When they reach the land God will give them, God warns against abandoning justice as their central loyalty. By joining the religions there dedicated to greed and terror (as the Israelites understood them to be), the people will put themselves in great danger. The same can be seen to be true in our time—religious practices, even Christian versions, that make power and oppression a priority have the potential to wreck havoc on the world.

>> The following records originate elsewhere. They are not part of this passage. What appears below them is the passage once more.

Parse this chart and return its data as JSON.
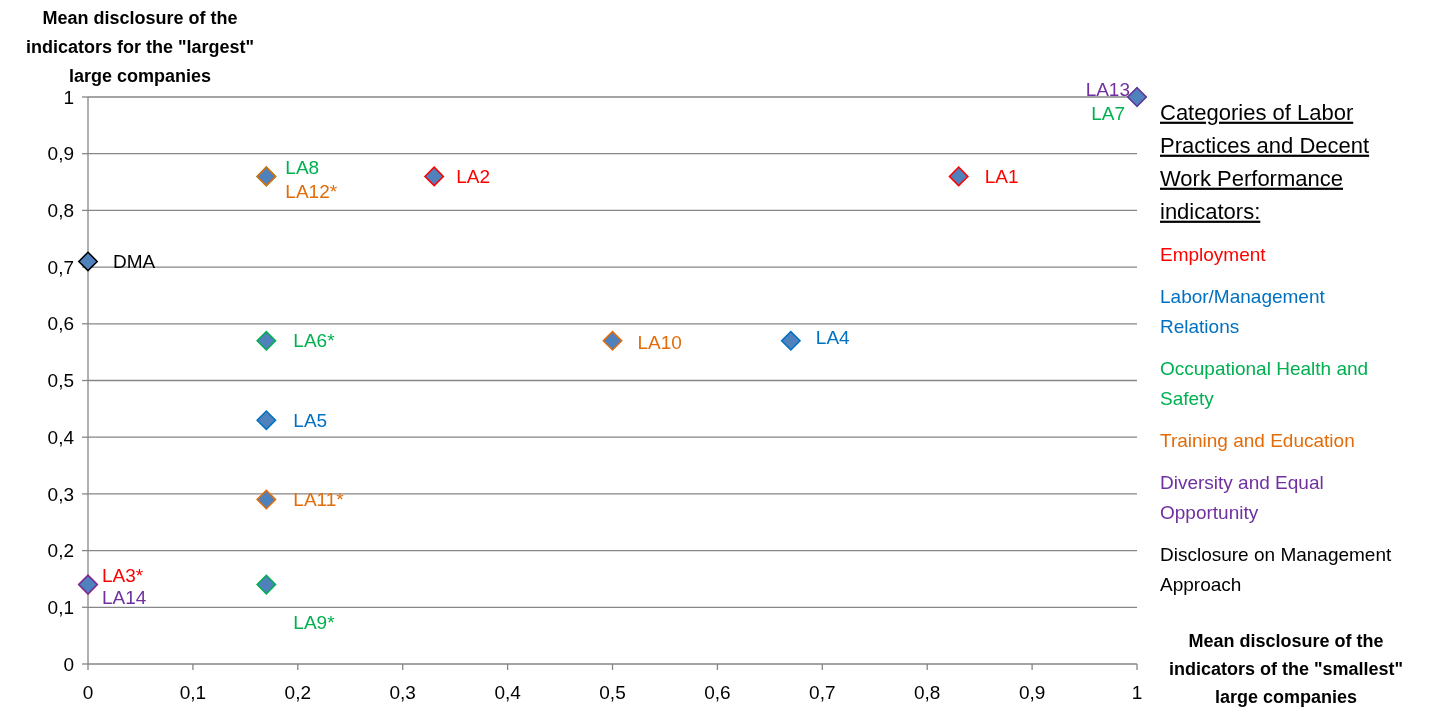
{
  "chart_data": {
    "type": "scatter",
    "xlabel": "Mean disclosure of the indicators of the \"smallest\" large companies",
    "ylabel": "Mean disclosure of the indicators for the \"largest\" large companies",
    "legend_title": "Categories of Labor Practices and Decent Work Performance indicators:",
    "xlim": [
      0,
      1
    ],
    "ylim": [
      0,
      1
    ],
    "xticks": [
      {
        "value": 0,
        "label": "0"
      },
      {
        "value": 0.1,
        "label": "0,1"
      },
      {
        "value": 0.2,
        "label": "0,2"
      },
      {
        "value": 0.3,
        "label": "0,3"
      },
      {
        "value": 0.4,
        "label": "0,4"
      },
      {
        "value": 0.5,
        "label": "0,5"
      },
      {
        "value": 0.6,
        "label": "0,6"
      },
      {
        "value": 0.7,
        "label": "0,7"
      },
      {
        "value": 0.8,
        "label": "0,8"
      },
      {
        "value": 0.9,
        "label": "0,9"
      },
      {
        "value": 1,
        "label": "1"
      }
    ],
    "yticks": [
      {
        "value": 0,
        "label": "0"
      },
      {
        "value": 0.1,
        "label": "0,1"
      },
      {
        "value": 0.2,
        "label": "0,2"
      },
      {
        "value": 0.3,
        "label": "0,3"
      },
      {
        "value": 0.4,
        "label": "0,4"
      },
      {
        "value": 0.5,
        "label": "0,5"
      },
      {
        "value": 0.6,
        "label": "0,6"
      },
      {
        "value": 0.7,
        "label": "0,7"
      },
      {
        "value": 0.8,
        "label": "0,8"
      },
      {
        "value": 0.9,
        "label": "0,9"
      },
      {
        "value": 1,
        "label": "1"
      }
    ],
    "grid": "y",
    "legend": "right",
    "marker": "diamond",
    "series": [
      {
        "name": "Employment",
        "color": "#ff0000",
        "colors": [
          "#4f81bd",
          "#4f81bd",
          "#4f81bd"
        ],
        "x": [
          0.83,
          0.33,
          0
        ],
        "values": [
          0.86,
          0.86,
          0.14
        ],
        "value_labels": [
          "LA1",
          "LA2",
          "LA3*"
        ]
      },
      {
        "name": "Labor/Management Relations",
        "color": "#0070c0",
        "colors": [
          "#4f81bd",
          "#4f81bd"
        ],
        "x": [
          0.67,
          0.17
        ],
        "values": [
          0.57,
          0.43
        ],
        "value_labels": [
          "LA4",
          "LA5"
        ]
      },
      {
        "name": "Occupational Health and Safety",
        "color": "#00b050",
        "colors": [
          "#4f81bd",
          "#4f81bd",
          "#4f81bd",
          "#4f81bd"
        ],
        "x": [
          0.17,
          1,
          0.17,
          0.17
        ],
        "values": [
          0.57,
          1,
          0.86,
          0.14
        ],
        "value_labels": [
          "LA6*",
          "LA7",
          "LA8",
          "LA9*"
        ]
      },
      {
        "name": "Training and Education",
        "color": "#e36c09",
        "colors": [
          "#4f81bd",
          "#4f81bd",
          "#4f81bd"
        ],
        "x": [
          0.5,
          0.17,
          0.17
        ],
        "values": [
          0.57,
          0.29,
          0.86
        ],
        "value_labels": [
          "LA10",
          "LA11*",
          "LA12*"
        ]
      },
      {
        "name": "Diversity and Equal Opportunity",
        "color": "#7030a0",
        "colors": [
          "#4f81bd",
          "#4f81bd"
        ],
        "x": [
          1,
          0
        ],
        "values": [
          1,
          0.14
        ],
        "value_labels": [
          "LA13",
          "LA14"
        ]
      },
      {
        "name": "Disclosure on Management Approach",
        "color": "#000000",
        "colors": [
          "#4f81bd"
        ],
        "x": [
          0
        ],
        "values": [
          0.71
        ],
        "value_labels": [
          "DMA"
        ]
      }
    ]
  }
}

Matthew 5.21-26                           What’s Matthew about?
Matthew understands that Jesus, giving us commandments on a mountain (the “sermon on the mount”), is calling us to an even higher level of justice than the Ten Commandments did—justice is to be the basis of our motivations as well as our outward actions. The dramatic punishments for not being just in motivation were not intended to be taken literally, but to illustrate how deeply we are to be as committed to justice in our relationships with others as if the consequences of not doing so were literally going to be like being in prison for life. Which is what following injustice does to us.
To claim, by the symbolism of the “mount” that Jesus was improving on the Ten Commandments, was a radical and perhaps even dangerous stance for the early Christians.

This week’s collect:

O God of peace,
who brought again from the dead our Lord Jesus Christ,
that great shepherd of the sheep,
by the blood of the eternal covenant,
make us perfect in every good work to do your will,
and work in us that which is well-pleasing in your sight;
through Jesus Christ our Lord. Amen.